DaringMember · Yesterday 11:00

I don’t really know how to say this without sounding awful, but I need to get it out somewhere and vent.

I am NOT coping with being a mum. I don’t enjoy it. I regret how completely my life has changed, and I hate how trapped I feel in it.

My baby’s birth was really traumatic, and I don’t feel like I’ve recovered from that mentally or physically. Since then, I’ve been stuck in this constant state of stress and overthinking. Suffered falling out with multiple extended family members (never happened before) and low mood.

I also can’t stop worrying that something might be medically wrong with my baby (like a connective tissue issue or something similar). I know I might be spiralling, but my brain just keeps going there and I can’t switch it off.

On top of that, I’ve been dealing with constant anxiety about my own health and body too, and everything together just feels like too much. I feel like I’ve lost myself completely in this new life. A life I will never find enjoyment in again.

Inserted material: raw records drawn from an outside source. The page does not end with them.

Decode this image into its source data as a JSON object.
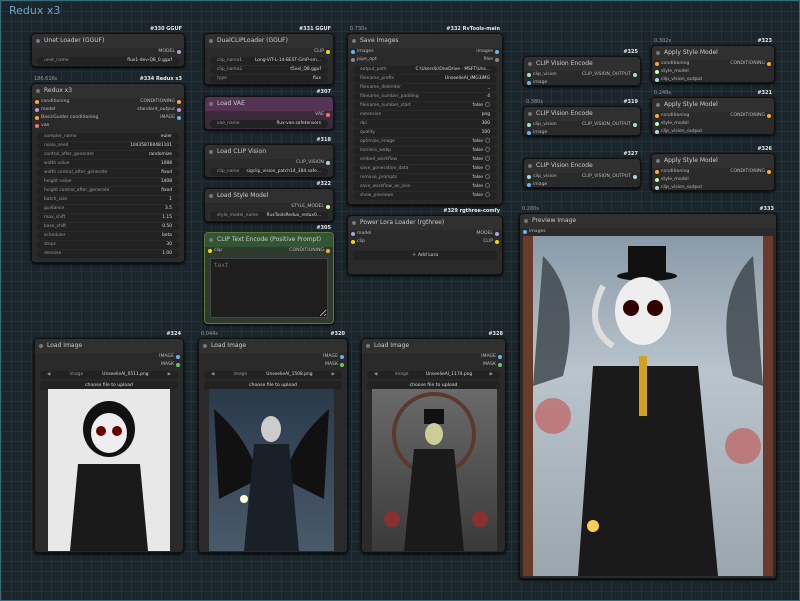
{
  "group": {
    "title": "Redux x3"
  },
  "nodes": {
    "unet": {
      "id": "#330 GGUF",
      "title": "Unet Loader (GGUF)",
      "out": "MODEL",
      "w_label": "unet_name",
      "w_value": "flux1-dev-Q8_0.gguf"
    },
    "redux": {
      "id": "#334 Redux x3",
      "time": "186.616s",
      "title": "Redux x3",
      "inputs": [
        "conditioning",
        "model",
        "BasicGuider conditioning",
        "vae"
      ],
      "outputs": [
        "CONDITIONING",
        "standard_output",
        "IMAGE"
      ],
      "widgets": [
        [
          "sampler_name",
          "euler"
        ],
        [
          "noise_seed",
          "104358760481101"
        ],
        [
          "control_after_generate",
          "randomize"
        ],
        [
          "width value",
          "1088"
        ],
        [
          "width control_after_generate",
          "fixed"
        ],
        [
          "height value",
          "1408"
        ],
        [
          "height control_after_generate",
          "fixed"
        ],
        [
          "batch_size",
          "1"
        ],
        [
          "guidance",
          "3.5"
        ],
        [
          "max_shift",
          "1.15"
        ],
        [
          "base_shift",
          "0.50"
        ],
        [
          "scheduler",
          "beta"
        ],
        [
          "steps",
          "30"
        ],
        [
          "denoise",
          "1.00"
        ]
      ]
    },
    "dualclip": {
      "id": "#331 GGUF",
      "title": "DualCLIPLoader (GGUF)",
      "out": "CLIP",
      "widgets": [
        [
          "clip_name1",
          "Long-ViT-L-14-BEST-GmP-sm..."
        ],
        [
          "clip_name2",
          "t5xxl_Q8.gguf"
        ],
        [
          "type",
          "flux"
        ]
      ]
    },
    "vae": {
      "id": "#307",
      "title": "Load VAE",
      "out": "VAE",
      "w_label": "vae_name",
      "w_value": "flux-vae.safetensors"
    },
    "clipvision": {
      "id": "#318",
      "title": "Load CLIP Vision",
      "out": "CLIP_VISION",
      "w_label": "clip_name",
      "w_value": "sigclip_vision_patch14_384.safe..."
    },
    "stylemodel": {
      "id": "#322",
      "title": "Load Style Model",
      "out": "STYLE_MODEL",
      "w_label": "style_model_name",
      "w_value": "fluxToolsRedux_redux0..."
    },
    "clipenc": {
      "id": "#305",
      "title": "CLIP Text Encode (Positive Prompt)",
      "in": "clip",
      "out": "CONDITIONING",
      "placeholder": "text"
    },
    "save": {
      "id": "#332 RvTools-main",
      "time": "0.730s",
      "title": "Save Images",
      "inputs": [
        "images",
        "pipe_opt"
      ],
      "outputs": [
        "images",
        "files"
      ],
      "widgets": [
        [
          "output_path",
          "C:\\Users\\k\\OneDrive - MSFT\\Uns..."
        ],
        [
          "filename_prefix",
          "UnseelieAI_IMG3IMG"
        ],
        [
          "filename_delimiter",
          "_"
        ],
        [
          "filename_number_padding",
          "4"
        ],
        [
          "filename_number_start",
          "false"
        ],
        [
          "extension",
          "png"
        ],
        [
          "dpi",
          "300"
        ],
        [
          "quality",
          "100"
        ],
        [
          "optimize_image",
          "false"
        ],
        [
          "lossless_webp",
          "false"
        ],
        [
          "embed_workflow",
          "false"
        ],
        [
          "save_generation_data",
          "false"
        ],
        [
          "remove_prompts",
          "false"
        ],
        [
          "save_workflow_as_json",
          "false"
        ],
        [
          "show_previews",
          "false"
        ]
      ]
    },
    "lora": {
      "id": "#329 rgthree-comfy",
      "title": "Power Lora Loader (rgthree)",
      "inputs": [
        "model",
        "clip"
      ],
      "outputs": [
        "MODEL",
        "CLIP"
      ],
      "button": "Add Lora"
    },
    "cve1": {
      "id": "#325",
      "title": "CLIP Vision Encode",
      "inputs": [
        "clip_vision",
        "image"
      ],
      "out": "CLIP_VISION_OUTPUT"
    },
    "cve2": {
      "id": "#319",
      "time": "0.380s",
      "title": "CLIP Vision Encode",
      "inputs": [
        "clip_vision",
        "image"
      ],
      "out": "CLIP_VISION_OUTPUT"
    },
    "cve3": {
      "id": "#327",
      "title": "CLIP Vision Encode",
      "inputs": [
        "clip_vision",
        "image"
      ],
      "out": "CLIP_VISION_OUTPUT"
    },
    "asm1": {
      "id": "#323",
      "time": "0.302s",
      "title": "Apply Style Model",
      "inputs": [
        "conditioning",
        "style_model",
        "clip_vision_output"
      ],
      "out": "CONDITIONING"
    },
    "asm2": {
      "id": "#321",
      "time": "0.249s",
      "title": "Apply Style Model",
      "inputs": [
        "conditioning",
        "style_model",
        "clip_vision_output"
      ],
      "out": "CONDITIONING"
    },
    "asm3": {
      "id": "#326",
      "title": "Apply Style Model",
      "inputs": [
        "conditioning",
        "style_model",
        "clip_vision_output"
      ],
      "out": "CONDITIONING"
    },
    "preview": {
      "id": "#333",
      "time": "0.200s",
      "title": "Preview Image",
      "in": "images"
    },
    "img1": {
      "id": "#324",
      "title": "Load Image",
      "outputs": [
        "IMAGE",
        "MASK"
      ],
      "w_label": "image",
      "w_value": "UnseelieAI_0511.png",
      "upload": "choose file to upload"
    },
    "img2": {
      "id": "#320",
      "time": "0.044s",
      "title": "Load Image",
      "outputs": [
        "IMAGE",
        "MASK"
      ],
      "w_label": "image",
      "w_value": "UnseelieAI_1508.png",
      "upload": "choose file to upload"
    },
    "img3": {
      "id": "#328",
      "title": "Load Image",
      "outputs": [
        "IMAGE",
        "MASK"
      ],
      "w_label": "image",
      "w_value": "UnseelieAI_1174.png",
      "upload": "choose file to upload"
    }
  },
  "colors": {
    "model": "#b39ddb",
    "conditioning": "#ffa931",
    "image": "#64b5f6",
    "vae": "#ff6e6e",
    "clip": "#ffd500",
    "clip_vision": "#a8dadc",
    "style": "#c2ffae",
    "vae_node": "#553355",
    "clip_node": "#335533"
  },
  "icons": [
    "chevron-left-icon",
    "chevron-right-icon",
    "plus-icon",
    "toggle-icon"
  ]
}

I feel mostly stress, guilt, and regret, and I hate admitting that because I feel like I’m supposed to be grateful and happy like in the movie. I hate baby activities too, and being bothered while exercising when baby is upset in creche.

I’m not really sure what I’m looking for—maybe just to know I’m not completely alone in feeling like this, or that it can get better, because right now I don’t see it. I doubt it though.
Ps yes I know I have PPD which should be temporary, but hating motherhood feels permanent.

OP posts:
BetterOffNow · Yesterday 11:06

Bless you, I never felt like a natural mother either but I promise you it does get more rewarding as they get older and more interactive. How old is your baby now?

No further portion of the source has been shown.